第二天,武阳来找王成的时候又说起昨天晚上辩论了一件事。
武阳说,“其实就这么奇怪,我事后想到了很多好的论据,但当时可能因为紧张没有想到。以后常务要多搞这种辩论,我觉得非常有益,对整个人的思维开拓有着极其重要的促进作用。”
王成哈哈大笑,“你现在还想着的那事儿?不容易啊!”
“那是你交代的事,肯定要当做事去办,而且昨天这种辩论让我深受启发,激动的一个晚上都没休息,我觉得很有必要,也很有意义。”
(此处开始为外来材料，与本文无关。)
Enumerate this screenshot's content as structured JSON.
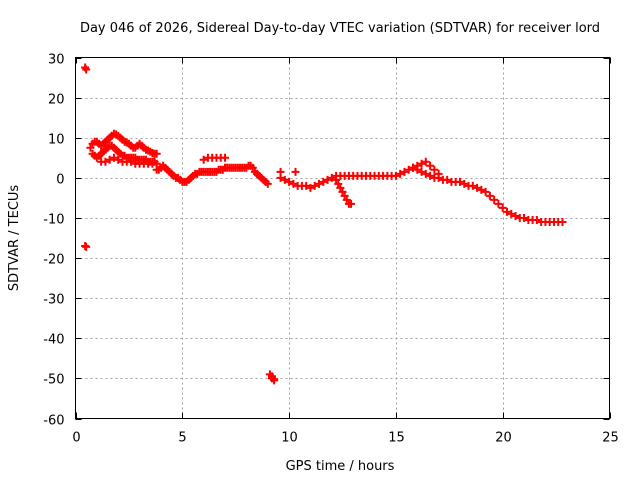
{
  "chart_data": {
    "type": "scatter",
    "title": "Day 046 of 2026, Sidereal Day-to-day VTEC variation (SDTVAR) for receiver lord",
    "xlabel": "GPS time / hours",
    "ylabel": "SDTVAR / TECUs",
    "xlim": [
      0,
      25
    ],
    "ylim": [
      -60,
      30
    ],
    "xticks": [
      0,
      5,
      10,
      15,
      20,
      25
    ],
    "yticks": [
      30,
      20,
      10,
      0,
      -10,
      -20,
      -30,
      -40,
      -50,
      -60
    ],
    "grid": true,
    "marker": "+",
    "series": [
      {
        "name": "SDTVAR",
        "color": "#ff0000",
        "x": [
          0.45,
          0.5,
          0.45,
          0.5,
          0.7,
          0.8,
          0.9,
          1.0,
          1.1,
          1.2,
          1.3,
          1.4,
          1.5,
          1.6,
          1.7,
          1.8,
          1.9,
          2.0,
          2.1,
          2.2,
          2.3,
          2.4,
          2.5,
          2.6,
          2.7,
          2.8,
          2.9,
          3.0,
          3.1,
          3.2,
          3.3,
          3.4,
          3.5,
          3.6,
          3.7,
          3.8,
          0.8,
          0.9,
          1.0,
          1.1,
          1.2,
          1.3,
          1.4,
          1.5,
          1.6,
          1.7,
          1.8,
          1.9,
          2.0,
          2.1,
          2.2,
          2.3,
          2.4,
          2.5,
          2.6,
          2.7,
          2.8,
          2.9,
          3.0,
          3.1,
          3.2,
          3.3,
          3.4,
          3.5,
          3.6,
          3.7,
          1.2,
          1.4,
          1.6,
          1.8,
          2.0,
          2.2,
          2.4,
          2.6,
          2.8,
          3.0,
          3.2,
          3.4,
          3.6,
          3.8,
          3.8,
          3.9,
          4.0,
          4.1,
          4.2,
          4.3,
          4.4,
          4.5,
          4.6,
          4.7,
          4.8,
          4.9,
          5.0,
          5.1,
          5.2,
          5.3,
          5.4,
          5.5,
          5.6,
          5.7,
          5.8,
          5.9,
          6.0,
          6.1,
          6.2,
          6.3,
          6.4,
          6.5,
          6.6,
          6.7,
          6.8,
          6.9,
          7.0,
          7.1,
          7.2,
          7.3,
          7.4,
          7.5,
          7.6,
          7.7,
          7.8,
          7.9,
          8.0,
          8.1,
          8.2,
          8.3,
          8.4,
          8.5,
          8.6,
          8.7,
          8.8,
          8.9,
          9.0,
          6.0,
          6.2,
          6.4,
          6.6,
          6.8,
          7.0,
          9.1,
          9.2,
          9.3,
          9.2,
          9.3,
          9.6,
          9.8,
          10.0,
          10.2,
          10.4,
          10.6,
          10.8,
          11.0,
          11.2,
          11.4,
          11.6,
          11.8,
          12.0,
          12.2,
          12.4,
          12.6,
          12.8,
          13.0,
          13.2,
          13.4,
          13.6,
          13.8,
          14.0,
          14.2,
          14.4,
          14.6,
          14.8,
          15.0,
          12.2,
          12.3,
          12.4,
          12.5,
          12.6,
          12.7,
          12.8,
          12.9,
          9.6,
          10.3,
          15.2,
          15.4,
          15.6,
          15.8,
          16.0,
          16.2,
          16.4,
          16.6,
          16.8,
          17.0,
          17.2,
          17.4,
          17.6,
          17.8,
          18.0,
          18.2,
          18.4,
          18.6,
          18.8,
          19.0,
          15.8,
          16.0,
          16.2,
          16.4,
          16.6,
          16.8,
          17.0,
          19.2,
          19.4,
          19.6,
          19.8,
          20.0,
          20.2,
          20.4,
          20.6,
          20.8,
          21.0,
          21.2,
          21.4,
          21.6,
          21.8,
          22.0,
          22.2,
          22.4,
          22.6,
          22.8
        ],
        "y": [
          27.5,
          27.0,
          -17.0,
          -17.2,
          7.5,
          8.5,
          9.0,
          9.0,
          8.5,
          8.0,
          8.5,
          9.0,
          9.5,
          10.0,
          10.5,
          11.0,
          10.8,
          10.5,
          10.0,
          9.5,
          9.0,
          8.8,
          8.5,
          8.0,
          7.5,
          7.5,
          8.0,
          8.5,
          8.0,
          7.5,
          7.0,
          6.8,
          6.5,
          6.2,
          6.0,
          6.0,
          6.0,
          5.5,
          5.0,
          5.5,
          6.0,
          6.5,
          7.0,
          7.5,
          8.0,
          8.0,
          7.5,
          7.0,
          6.5,
          6.0,
          5.5,
          5.5,
          5.0,
          5.0,
          5.0,
          5.0,
          5.0,
          4.5,
          4.5,
          4.5,
          4.5,
          4.5,
          4.0,
          4.0,
          4.0,
          4.0,
          4.0,
          4.0,
          4.5,
          5.0,
          4.5,
          4.0,
          4.0,
          4.0,
          3.5,
          3.5,
          3.5,
          3.5,
          3.5,
          3.5,
          2.0,
          2.0,
          2.5,
          3.0,
          2.5,
          2.0,
          1.5,
          1.0,
          0.5,
          0.0,
          0.0,
          -0.5,
          -1.0,
          -1.0,
          -1.0,
          -0.5,
          0.0,
          0.5,
          1.0,
          1.0,
          1.5,
          1.5,
          1.5,
          1.5,
          1.5,
          1.5,
          1.5,
          1.5,
          1.5,
          2.0,
          2.0,
          2.0,
          2.5,
          2.5,
          2.5,
          2.5,
          2.5,
          2.5,
          2.5,
          2.5,
          2.5,
          2.5,
          2.5,
          3.0,
          3.0,
          2.5,
          1.5,
          1.0,
          0.5,
          0.0,
          -0.5,
          -1.0,
          -1.5,
          4.5,
          5.0,
          5.0,
          5.0,
          5.0,
          5.0,
          -49.0,
          -50.0,
          -50.5,
          -49.5,
          -50.2,
          0.0,
          -0.5,
          -1.0,
          -1.5,
          -2.0,
          -2.0,
          -2.0,
          -2.5,
          -2.0,
          -1.5,
          -1.0,
          -0.5,
          0.0,
          0.5,
          0.5,
          0.5,
          0.5,
          0.5,
          0.5,
          0.5,
          0.5,
          0.5,
          0.5,
          0.5,
          0.5,
          0.5,
          0.5,
          0.5,
          -0.5,
          -1.5,
          -2.5,
          -3.5,
          -4.5,
          -5.5,
          -6.5,
          -6.5,
          1.5,
          1.5,
          1.0,
          1.5,
          2.0,
          2.5,
          2.0,
          1.5,
          1.0,
          0.5,
          0.0,
          0.0,
          -0.5,
          -0.5,
          -1.0,
          -1.0,
          -1.0,
          -1.5,
          -2.0,
          -2.0,
          -2.5,
          -3.0,
          2.5,
          3.0,
          3.5,
          4.0,
          3.0,
          2.0,
          1.0,
          -3.5,
          -4.5,
          -5.5,
          -6.5,
          -7.5,
          -8.5,
          -9.0,
          -9.5,
          -10.0,
          -10.0,
          -10.5,
          -10.5,
          -10.5,
          -11.0,
          -11.0,
          -11.0,
          -11.0,
          -11.0,
          -11.0
        ]
      }
    ]
  }
}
随后,他又想起一个这样的这样的问题,他说,“我一直觉得现在县里的相关政策项目是不是管的太严了?一些人不敢过来报,影响县城建设进度啊。”
王成说,“怎么会这样想呢?他们不敢来报相关的工程,那是因为他们心里有鬼,正经工程是想报就能报呀,只要手续齐全,且论证后的确有必要,为什么不报呢?”
“这你就不太了解他们这些人了,这些人心里有鬼,当然不敢怎么报?正如您之前多次所提到的——现在有一些人有一种这样的心态“要么你开放一切权限让我做,我好的会做、坏的会乱做”。如果你不开放权限或收紧权限?那我干脆好的坏的都不做。这种人就有这种心态,你说坏吧?这种人的确坏,但他有理由:做多错多。“担心县里管的太严了?搞得放不开手脚?那就干脆就不做”…您又不是不懂这些人,他们就爱这样干,反正他们干什么都有理由,而且他们的理由还真的能让体制内和体制外的人都感觉到信服。比如前段时间就网上有人在说——“对呀,你体制内管太严,人家领导干部怎么放开手脚去干事”?他们不晓得的是,如果不管严一点?他们敢乱干事,到时候受害的是老百姓自己啊。所以有些人很擅长诡辩论,就如昨天肖源这小子,诡辩很有一套,我都很佩服他。”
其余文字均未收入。